Beast Beast (2021)

Much to everyone’s shock, Tubi has proven to be of the most surprisingly substantial players in the online streaming game over the past year or so. What used to be a low-rent platform for disposable horror schlock that falls just outside the public domain is now a staggering online library of great works on the level of a Criterion Channel or an HBO Max. To solidify its legitimacy as a formidable streaming giant, Tubi is now apparently getting into the business of premiering artsy indie films from the festival circuit, a far cry from its origins as a last resort destination to watch Wishmaster 3, or whatever.

Tubi’s bold foray into prestigious festival acquisitions is Beast Beast, a very Sundancey teen drama about gun violence.  Think of it as a Gen-Z update of Elephant.  The lives of three average suburban teens interweave in the weeks leading up to a fatal shooting, which shockingly does not take place on a high school campus.  The movie does nothing to hide the identity of the eventual shooter, making it obvious who’s going to do the killing even if their targets are obscured.  You know exactly where the movie’s going until it gets there . . . and then there’s fifteen extra minutes of unexpected, pulpy denouement.  This movie is the ultimate example of the dictum “It’s not what happens but how it happens,” as the hyperkinetic, youthful style entirely overpowers its afternoon-special PSA plotting.

The three youths profiled here are all distinct in their public & private personae, but like most kids born in The Internet Age, they all share a compulsion to produce online #content, building their personal brands on platforms like YouTube & Instagram.  As their disparate hobbies of drumming, skateboarding, amateur filmmaking, and firing assault weapons in the woods collide in frantic montage, it’s clear that we’re living in a post-context world.  One of those afterschool activities is way more sinister than the others, and it’s shocking to see it presented so casually in a teen melodrama with an inevitable tragic ending.  What’s exciting about Beast Beast is how aware the kids are of their online presence’s effect on the world, allowing them to weaponize Public Perception while avenging that tragedy once it occurs.  Its a film both horrified by and in reverent awe of the Internet as a creative & destructive tool, depending on who’s wielding it.

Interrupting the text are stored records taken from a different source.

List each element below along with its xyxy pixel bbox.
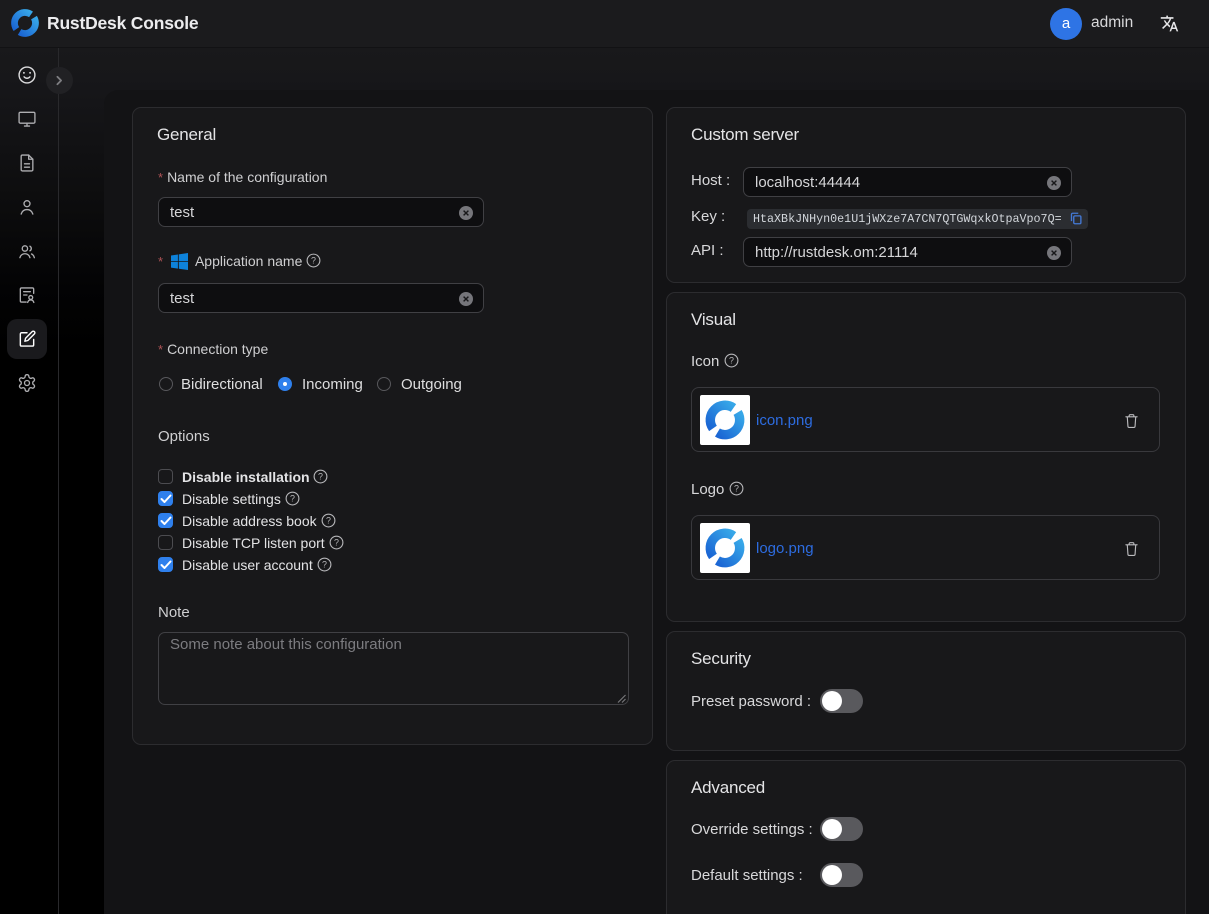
svg-text:?: ?: [290, 494, 295, 504]
svg-text:?: ?: [311, 256, 316, 266]
svg-text:?: ?: [319, 472, 324, 482]
svg-text:?: ?: [734, 484, 739, 494]
svg-text:?: ?: [729, 356, 734, 366]
svg-text:?: ?: [334, 538, 339, 548]
svg-text:?: ?: [322, 560, 327, 570]
svg-text:?: ?: [326, 516, 331, 526]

Beast Beast is the exact kind of low-budget filmmaking that earns a lot of unfair eyerolls, but it really worked for me.  Its multimedia approach to photography and its exponentially intense sound design genuinely rattled me in a way few dramas have managed to in the past year, thanks to the general emotional numbness of the pandemic.  Unfortunately, that’s the exact reason it’s such a poor fit for Tubi as a streaming platform.  Instead of being able to fully immerse myself in that tension for that full 85 runtime, I was frequently iced down by Tubi’s randomly interjected commercial breaks, the platform’s Achilles heel.  If Tubi’s going to be getting into smaller arthouse films, I’m not sure the commercial breaks are entirely worth it.  Beast Beast is one of the best new releases I’ve seen so far this year, but I’d likely be even more over the moon for it if it weren’t interrupted by Verizon shills & Charmin bears.